Even though we are using the same participants year after year, within the lab there was not a good system to track what participants are completing each of our studies. Essentially every study was independent of each other. It truly was a shame that there was no system in place to track participants over time. That’s when I realized that creating a standardized lab-wide relational database management system has the potential to transform my research. I could create a way to easily track participants over time and maintain their data all in one place. There are several benefits for creating this database management system. First, myself or one of my colleagues could conduct a number of interesting analyses, including tracking participants’ cognitive performance (e.g., memory) over time and see who exhibits cognitive decline, who does not, and what studies have they participated in. Furthermore, creating a relational database management system may save time administering assessments. A colleague and myself may be running two different studies around the same time and administering the same neuropsychological battery. If the same participants complete each study, they should not be given the neuropsychological battery each time in order to avoid practice effects. Lastly, we could collapse data between studies. For example, I predominantly conduct brain imaging studies but some of my colleagues just conduct behavioral studies. A colleague could query the relational database, see that many of his or her participants completed my study, and possibly correlate the behavioral measures with my imaging measures, or vice versa. In sum, the creation of a relational database system has the potential to increase the impact of my work.
Creating the Database
Now that I have made an argument for why I think the creation of the database is beneficial for my work, I’m going to explain how I made this database. I am a beginner to the design of relational databases, so I welcome any feedback. Before creating the database, it is important to create a diagram of the database structure. There are many programs available to do this, but I used DBDiagram, which is completely free. Below is the diagram:
The details of this diagram are not too important, but essentially each participant is assigned a unique participant id and each study is assigned a unique study id. The NIH Toolbox is the neuropsychological battery and there are a few other assessments in the ScreeningQuestionnaire.

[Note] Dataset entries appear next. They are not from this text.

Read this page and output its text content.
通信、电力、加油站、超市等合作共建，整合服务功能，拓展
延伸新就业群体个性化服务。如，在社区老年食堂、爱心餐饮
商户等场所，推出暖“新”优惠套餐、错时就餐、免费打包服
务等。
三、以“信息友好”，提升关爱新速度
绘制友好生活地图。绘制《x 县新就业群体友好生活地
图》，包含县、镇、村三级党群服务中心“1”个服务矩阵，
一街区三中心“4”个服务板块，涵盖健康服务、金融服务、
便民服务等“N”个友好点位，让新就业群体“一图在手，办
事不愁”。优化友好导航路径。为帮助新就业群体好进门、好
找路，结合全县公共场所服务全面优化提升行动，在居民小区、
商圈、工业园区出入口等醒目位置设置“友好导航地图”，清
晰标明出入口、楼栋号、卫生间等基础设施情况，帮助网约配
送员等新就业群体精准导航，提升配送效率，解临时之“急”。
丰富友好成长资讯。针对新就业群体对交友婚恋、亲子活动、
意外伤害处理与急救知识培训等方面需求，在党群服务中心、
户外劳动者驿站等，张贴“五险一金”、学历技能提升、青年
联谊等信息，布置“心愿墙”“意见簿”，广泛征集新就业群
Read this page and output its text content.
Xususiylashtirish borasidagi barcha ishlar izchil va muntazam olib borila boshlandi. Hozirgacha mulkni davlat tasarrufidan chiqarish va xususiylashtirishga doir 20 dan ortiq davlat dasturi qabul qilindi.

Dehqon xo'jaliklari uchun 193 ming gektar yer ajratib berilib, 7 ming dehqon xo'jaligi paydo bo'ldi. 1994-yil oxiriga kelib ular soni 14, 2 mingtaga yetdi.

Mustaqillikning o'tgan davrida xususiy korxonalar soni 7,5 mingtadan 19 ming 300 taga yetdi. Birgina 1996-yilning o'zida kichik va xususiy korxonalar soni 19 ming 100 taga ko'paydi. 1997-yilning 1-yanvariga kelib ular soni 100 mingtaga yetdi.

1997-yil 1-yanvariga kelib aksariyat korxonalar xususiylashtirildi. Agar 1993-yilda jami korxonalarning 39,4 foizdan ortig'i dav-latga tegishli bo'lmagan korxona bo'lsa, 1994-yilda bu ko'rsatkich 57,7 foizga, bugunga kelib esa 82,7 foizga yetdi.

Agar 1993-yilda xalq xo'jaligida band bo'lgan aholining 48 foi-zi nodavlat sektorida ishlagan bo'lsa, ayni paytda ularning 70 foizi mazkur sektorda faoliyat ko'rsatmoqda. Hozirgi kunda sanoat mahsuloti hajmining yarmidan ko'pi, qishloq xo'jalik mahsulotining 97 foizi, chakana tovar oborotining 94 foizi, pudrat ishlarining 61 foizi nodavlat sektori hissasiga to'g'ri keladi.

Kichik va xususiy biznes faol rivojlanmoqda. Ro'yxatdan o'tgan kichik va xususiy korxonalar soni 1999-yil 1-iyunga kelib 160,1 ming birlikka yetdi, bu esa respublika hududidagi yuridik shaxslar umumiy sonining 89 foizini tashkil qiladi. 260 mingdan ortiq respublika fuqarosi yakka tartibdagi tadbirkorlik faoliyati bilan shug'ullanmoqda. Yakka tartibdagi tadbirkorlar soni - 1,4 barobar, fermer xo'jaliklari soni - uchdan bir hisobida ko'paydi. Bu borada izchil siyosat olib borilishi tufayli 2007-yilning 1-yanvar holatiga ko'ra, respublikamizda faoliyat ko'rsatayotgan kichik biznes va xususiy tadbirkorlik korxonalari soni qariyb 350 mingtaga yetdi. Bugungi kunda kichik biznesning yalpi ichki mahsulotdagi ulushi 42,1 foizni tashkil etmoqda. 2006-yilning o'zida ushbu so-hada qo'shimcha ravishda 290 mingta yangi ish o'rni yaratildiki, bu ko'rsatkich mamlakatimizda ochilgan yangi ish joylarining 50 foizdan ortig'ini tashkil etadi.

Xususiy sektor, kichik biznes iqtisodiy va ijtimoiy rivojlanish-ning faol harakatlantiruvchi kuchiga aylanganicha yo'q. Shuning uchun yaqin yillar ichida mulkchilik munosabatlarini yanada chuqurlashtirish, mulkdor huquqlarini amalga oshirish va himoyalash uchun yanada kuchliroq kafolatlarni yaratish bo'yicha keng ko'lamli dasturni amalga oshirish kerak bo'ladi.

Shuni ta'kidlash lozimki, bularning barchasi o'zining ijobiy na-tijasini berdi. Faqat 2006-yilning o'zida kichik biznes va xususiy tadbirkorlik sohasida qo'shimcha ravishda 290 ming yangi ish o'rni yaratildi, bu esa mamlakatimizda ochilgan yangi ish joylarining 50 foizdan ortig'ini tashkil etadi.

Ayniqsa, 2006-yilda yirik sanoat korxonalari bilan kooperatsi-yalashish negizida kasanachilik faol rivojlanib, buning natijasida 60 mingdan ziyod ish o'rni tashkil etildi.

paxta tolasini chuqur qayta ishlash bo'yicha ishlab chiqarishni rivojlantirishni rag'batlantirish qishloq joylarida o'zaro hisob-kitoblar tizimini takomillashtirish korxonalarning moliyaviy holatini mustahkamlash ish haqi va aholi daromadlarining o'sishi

To actually create the database I used SQLite and specifically sqlite3 in Python. In order to ensure the data was entered properly, I viewed the database using DB Browser for SQLite. For readers interested in learning SQL, there are a lot of online resources, but I specifically used a Coursera class, Python for Everybody and, most importantly, practiced with my own data!
I am not able to make the data publicly available because it contains participants’ personal information, but you may view the script used to create the database on my GitHub. As of now the database only contains one study, but eventually it will be expanded to include multiple studies and more study data points.
Conclusions
I am confident that my colleagues and myself will benefit from this database. I am excited to see what novel analyses this database will help yield! Lastly, I will end with one last piece of advice, which is if you think you cannot benefit from the use of a relational database, think again. Database management is important at any institution and has the potential to make your life easier and increase the quality of your work.